A notice on CISA’s website warns that the program has lapsed. As a result, the agency says, facilities are no longer required to report chemicals of interest and the agency cannot perform inspections or require facilities to implement a site security plan.
Homeland Security officials say the program’s lapse has left them without a vital security tool. The agency does about 160 inspections a month of chemical facilities, Jen Easterly, who heads the Cybersecurity & Infrastructure Security Agency, told attendees at last week’s conference.
Murray said in the meantime the department is diverting staff to a program called ChemLock, which helps companies that use or handle potentially dangerous chemicals keep them secure.

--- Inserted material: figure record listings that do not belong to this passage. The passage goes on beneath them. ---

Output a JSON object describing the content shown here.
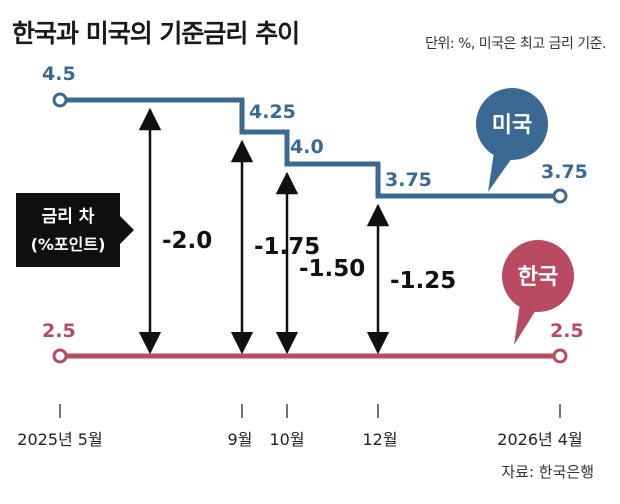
{
  "title": "한국과 미국의 기준금리 추이",
  "subtitle": "단위: %, 미국은 최고 금리 기준.",
  "source": "자료: 한국은행",
  "chart_data": {
    "type": "line",
    "title": "한국과 미국의 기준금리 추이",
    "unit": "%",
    "x_ticks": [
      "2025년 5월",
      "9월",
      "10월",
      "12월",
      "2026년 4월"
    ],
    "series": [
      {
        "name": "미국",
        "color": "#3a6a94",
        "step": true,
        "points": [
          {
            "x": "2025년 5월",
            "y": 4.5,
            "label": "4.5"
          },
          {
            "x": "9월",
            "y": 4.25,
            "label": "4.25"
          },
          {
            "x": "10월",
            "y": 4.0,
            "label": "4.0"
          },
          {
            "x": "12월",
            "y": 3.75,
            "label": "3.75"
          },
          {
            "x": "2026년 4월",
            "y": 3.75,
            "label": "3.75"
          }
        ]
      },
      {
        "name": "한국",
        "color": "#b84a62",
        "step": true,
        "points": [
          {
            "x": "2025년 5월",
            "y": 2.5,
            "label": "2.5"
          },
          {
            "x": "2026년 4월",
            "y": 2.5,
            "label": "2.5"
          }
        ]
      }
    ],
    "spread_label": "금리 차\n(%포인트)",
    "spreads": [
      {
        "x": "2025년 5월",
        "value": -2.0,
        "label": "-2.0"
      },
      {
        "x": "9월",
        "value": -1.75,
        "label": "-1.75"
      },
      {
        "x": "10월",
        "value": -1.5,
        "label": "-1.50"
      },
      {
        "x": "12월",
        "value": -1.25,
        "label": "-1.25"
      }
    ],
    "callouts": [
      {
        "series": "미국",
        "text": "미국"
      },
      {
        "series": "한국",
        "text": "한국"
      }
    ]
  }
}
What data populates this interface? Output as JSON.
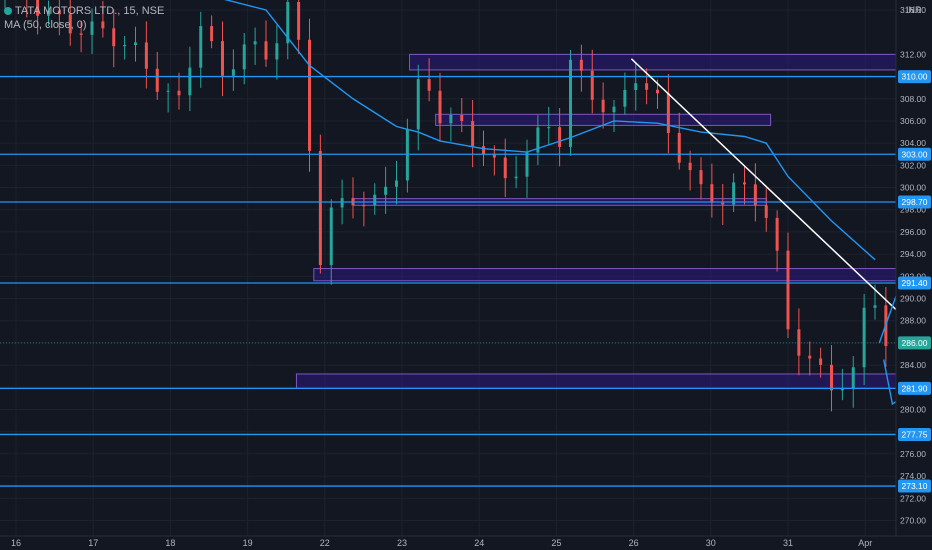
{
  "header": {
    "symbol_line": "TATA MOTORS LTD., 15, NSE",
    "ma_line": "MA (50, close, 0)",
    "currency": "INR"
  },
  "colors": {
    "background": "#131722",
    "grid": "#1e222d",
    "bull": "#26a69a",
    "bear": "#ef5350",
    "level_line": "#2196f3",
    "ma_line": "#2196f3",
    "zone_fill": "#311b92",
    "zone_stroke": "#7e57c2",
    "trendline": "#ffffff",
    "arrow": "#2196f3",
    "axis_text": "#b2b5be",
    "last_price_tag": "#26a69a"
  },
  "chart_data": {
    "type": "candlestick",
    "symbol": "TATA MOTORS LTD.",
    "interval": "15",
    "exchange": "NSE",
    "y_range": [
      268.6,
      316.9
    ],
    "price_ticks": [
      316,
      312,
      310,
      308,
      306,
      304,
      302,
      300,
      298,
      296,
      294,
      292,
      290,
      288,
      286,
      284,
      282,
      280,
      278,
      276,
      274,
      272,
      270
    ],
    "x_ticks": [
      "16",
      "17",
      "18",
      "19",
      "22",
      "23",
      "24",
      "25",
      "26",
      "30",
      "31",
      "Apr"
    ],
    "levels": [
      310.0,
      303.0,
      298.7,
      291.4,
      281.9,
      277.75,
      273.1
    ],
    "level_labels": [
      "310.00",
      "303.00",
      "298.70",
      "291.40",
      "281.90",
      "277.75",
      "273.10"
    ],
    "last_price": 286.0,
    "last_price_label": "286.00",
    "price_path": [
      [
        0,
        318
      ],
      [
        1.5,
        315
      ],
      [
        3,
        312
      ],
      [
        4,
        308
      ],
      [
        4.5,
        315
      ],
      [
        5,
        309
      ],
      [
        5.5,
        313
      ],
      [
        6,
        312
      ],
      [
        6.5,
        317
      ],
      [
        6.9,
        310
      ],
      [
        7.1,
        297
      ],
      [
        7.3,
        292
      ],
      [
        7.5,
        297
      ],
      [
        8,
        299
      ],
      [
        8.5,
        299
      ],
      [
        9,
        302
      ],
      [
        9.3,
        306
      ],
      [
        9.6,
        310
      ],
      [
        10,
        306
      ],
      [
        10.3,
        305.5
      ],
      [
        10.6,
        305
      ],
      [
        11,
        304
      ],
      [
        11.5,
        301
      ],
      [
        12,
        303
      ],
      [
        12.5,
        305
      ],
      [
        12.9,
        303.5
      ],
      [
        13,
        311
      ],
      [
        13.5,
        309
      ],
      [
        14,
        307
      ],
      [
        14.5,
        310
      ],
      [
        15,
        307
      ],
      [
        15.3,
        304
      ],
      [
        15.6,
        302.5
      ],
      [
        16,
        300
      ],
      [
        16.4,
        299.5
      ],
      [
        16.8,
        300
      ],
      [
        17.2,
        299
      ],
      [
        17.5,
        297
      ],
      [
        17.75,
        293
      ],
      [
        18,
        287
      ],
      [
        18.5,
        285
      ],
      [
        19,
        282.5
      ],
      [
        19.5,
        283
      ],
      [
        19.8,
        289
      ],
      [
        20,
        289.5
      ],
      [
        20.3,
        285
      ]
    ],
    "ma_path": [
      [
        3.5,
        320
      ],
      [
        5,
        317
      ],
      [
        6,
        316
      ],
      [
        7,
        311
      ],
      [
        8,
        308
      ],
      [
        9,
        305.5
      ],
      [
        9.5,
        305
      ],
      [
        10,
        304.2
      ],
      [
        11,
        303.5
      ],
      [
        12,
        303.2
      ],
      [
        13,
        304.5
      ],
      [
        14,
        306
      ],
      [
        15,
        305.8
      ],
      [
        16,
        305
      ],
      [
        17,
        304.6
      ],
      [
        17.5,
        304
      ],
      [
        18,
        301
      ],
      [
        19,
        297
      ],
      [
        20,
        293.5
      ]
    ],
    "zones": [
      {
        "x": [
          9.3,
          22.0
        ],
        "y": [
          310.6,
          312.0
        ]
      },
      {
        "x": [
          9.9,
          17.6
        ],
        "y": [
          305.6,
          306.6
        ]
      },
      {
        "x": [
          8.0,
          17.5
        ],
        "y": [
          298.4,
          299.0
        ]
      },
      {
        "x": [
          7.1,
          21.6
        ],
        "y": [
          291.6,
          292.7
        ]
      },
      {
        "x": [
          6.7,
          23.0
        ],
        "y": [
          281.9,
          283.2
        ]
      }
    ],
    "trendline": {
      "from": [
        14.4,
        311.6
      ],
      "to": [
        22.1,
        283.0
      ]
    },
    "projection_arrows": [
      {
        "points": [
          [
            20.1,
            286
          ],
          [
            20.6,
            291.5
          ],
          [
            20.9,
            287
          ],
          [
            21.5,
            294
          ],
          [
            22.2,
            298.7
          ]
        ]
      },
      {
        "points": [
          [
            20.2,
            284.5
          ],
          [
            20.4,
            280.5
          ],
          [
            21.2,
            282.5
          ],
          [
            21.8,
            277.3
          ]
        ]
      }
    ]
  }
}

But that program is entirely voluntary, so there’s nothing the department can do if companies don’t comply. And Murray said she’s worried about retaining staff if the program is not reauthorized soon.
Many in the industry say they’re also worried at the program’s lapse.
“I think it’s a shame, to be blunt. It’s a program that has proven to be successful,” said Matt Fridley, senior director for security and safety at Brenntag, an international chemical distribution company with 17,500 employees across 72 countries. He said the program is focused on helping companies figure out what’s wrong and remedying it, as opposed to just fining them. “They’re into the find it and fix it,” he said.
He said a company the size of Brenntag can and will continue with security plans already in place, but he said there’s always a concern that companies facing competing financial pressures might not.
Scott Jensen, a spokesman for the American Chemistry Council, which represents more than 190 companies, said another big concern for companies is the loss of vetting of prospective employees through DHS’ terrorist databases.